How to find the geometric means: examples and their solutions.

## Example 1: Even Means

Geometric means are the terms

between the given terms

that form a geometric sequence.

To find the four geometric means between 6 and 192,

write 6, four blanks, and 192.

These six terms are a geometric sequence.

Set the common ratio as *r*.

Then the first blank is 6*r*.

The second blank is 6*r*^{2}.

The third blank is 6*r*^{3}.

The fourth blank is 6*r*^{4}.

And 192 is 6*r*^{5}.

Geometric sequences

192 is 6*r*^{5}.

So 6*r*^{5} = 192.

Divide both sides by 6.

Then *r*^{5} = 32.

32 = 2^{5}

So *r* = 5.

The exponent of *r*^{5} is 5:

an odd exponent.

So you don't need to write [±]

in front of 2.

*r* = 2

To find the values of the blanks,

start from 6

and multiply 2.

The first blank is, 6⋅2, 12.

The second blank is, 12⋅2, 24.

The third blank is, 24⋅2, 48.

And the fourth blank is, 48⋅2, 96.

96⋅2 is 192,

which is the last term.

So you found the right terms.

So the four geometric means are

12, 24, 48, and 96.

## Example 2: Odd Means

Write 5, three blanks, and 405.

These five terms are a geometric sequence.

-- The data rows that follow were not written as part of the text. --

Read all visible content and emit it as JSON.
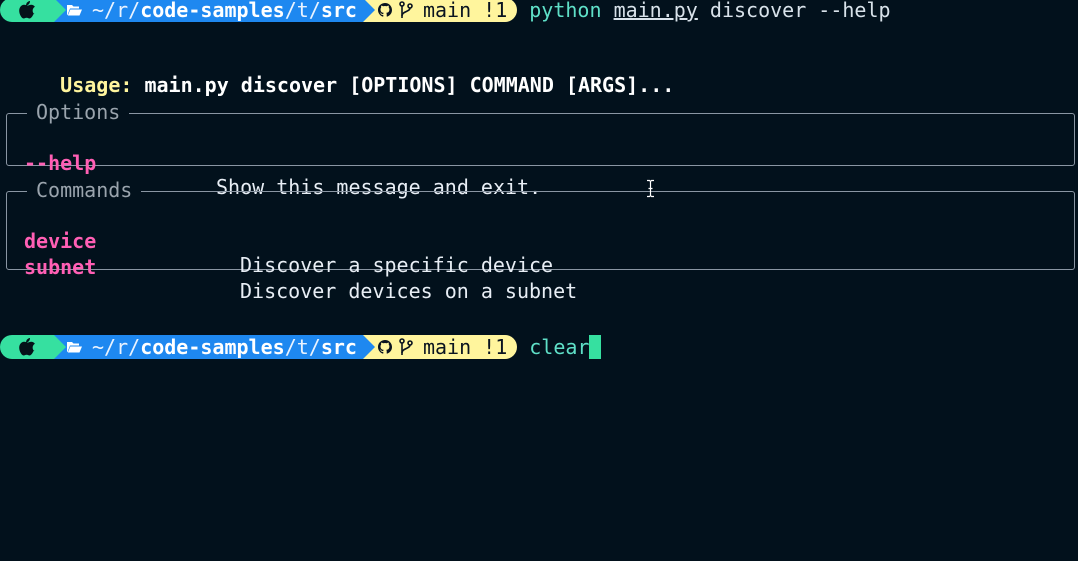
{
  "prompt": {
    "apple_icon": "apple-icon",
    "folder_icon": "folder-open-icon",
    "path_home": "~",
    "path_r": "r",
    "path_repo": "code-samples",
    "path_t": "t",
    "path_src": "src",
    "github_icon": "github-icon",
    "branch_icon": "git-branch-icon",
    "branch": "main",
    "status": "!1"
  },
  "command1": {
    "program": "python",
    "script": "main.py",
    "args": "discover --help"
  },
  "usage": {
    "label": "Usage:",
    "text": "main.py discover [OPTIONS] COMMAND [ARGS]..."
  },
  "options_box": {
    "title": "Options",
    "items": [
      {
        "name": "--help",
        "desc": "Show this message and exit."
      }
    ]
  },
  "commands_box": {
    "title": "Commands",
    "items": [
      {
        "name": "device",
        "desc": "Discover a specific device"
      },
      {
        "name": "subnet",
        "desc": "Discover devices on a subnet"
      }
    ]
  },
  "command2": {
    "text": "clear"
  },
  "colors": {
    "background": "#02111c",
    "prompt_green": "#36e0a0",
    "prompt_blue": "#1e88f0",
    "prompt_yellow": "#fff59d",
    "option_pink": "#ff5fb4",
    "command_teal": "#5fe0c8"
  }
}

Set the common ratio as *r*.

Then the first blank is 5*r*.

The second blank is 5*r*^{2}.

The third blank is 5*r*^{3}.

And 405 is 5*r*^{4}.

Geometric sequences

405 is 5*r*^{4}.

So 5*r*^{4} = 405.

Divide both sides by 5.

Then *r*^{4} = 81.

81 = 3^{4}

So *r* = 3.

The exponent of *r*^{4} is 4:

an even exponent.

So you do need to write [±]

in front of 3.

Then you should think of two cases:*r* = 3 and *r* = -3.

Case 1: *r* = 3

To find the values of the blanks,

start from 5

and multiply 3.

The first blank is, 5⋅3, 15.

The second blank is, 15⋅3, 15.

The third blank is, 45⋅3, 135.

And 135⋅3 is 405,

which is the last term.

Case 2: *r* = -3

Start from 5

and multiply -3.

The first blank is, 5⋅(-3), -15.

The second blank is, (-15)⋅(-3), +45.

The third blank is, 45⋅(-3), -135.

And (-135)⋅(-3) is +405,

which is the last term.

The blanks for case 1 are

15, 45, and 135.

And the blanks for case 2 are

-15, 45, and -135.

So the three geometric means are

±15, 45, and ±135.

Keep in mind that

if the geometric means are even,

then some of the means have [±] signs.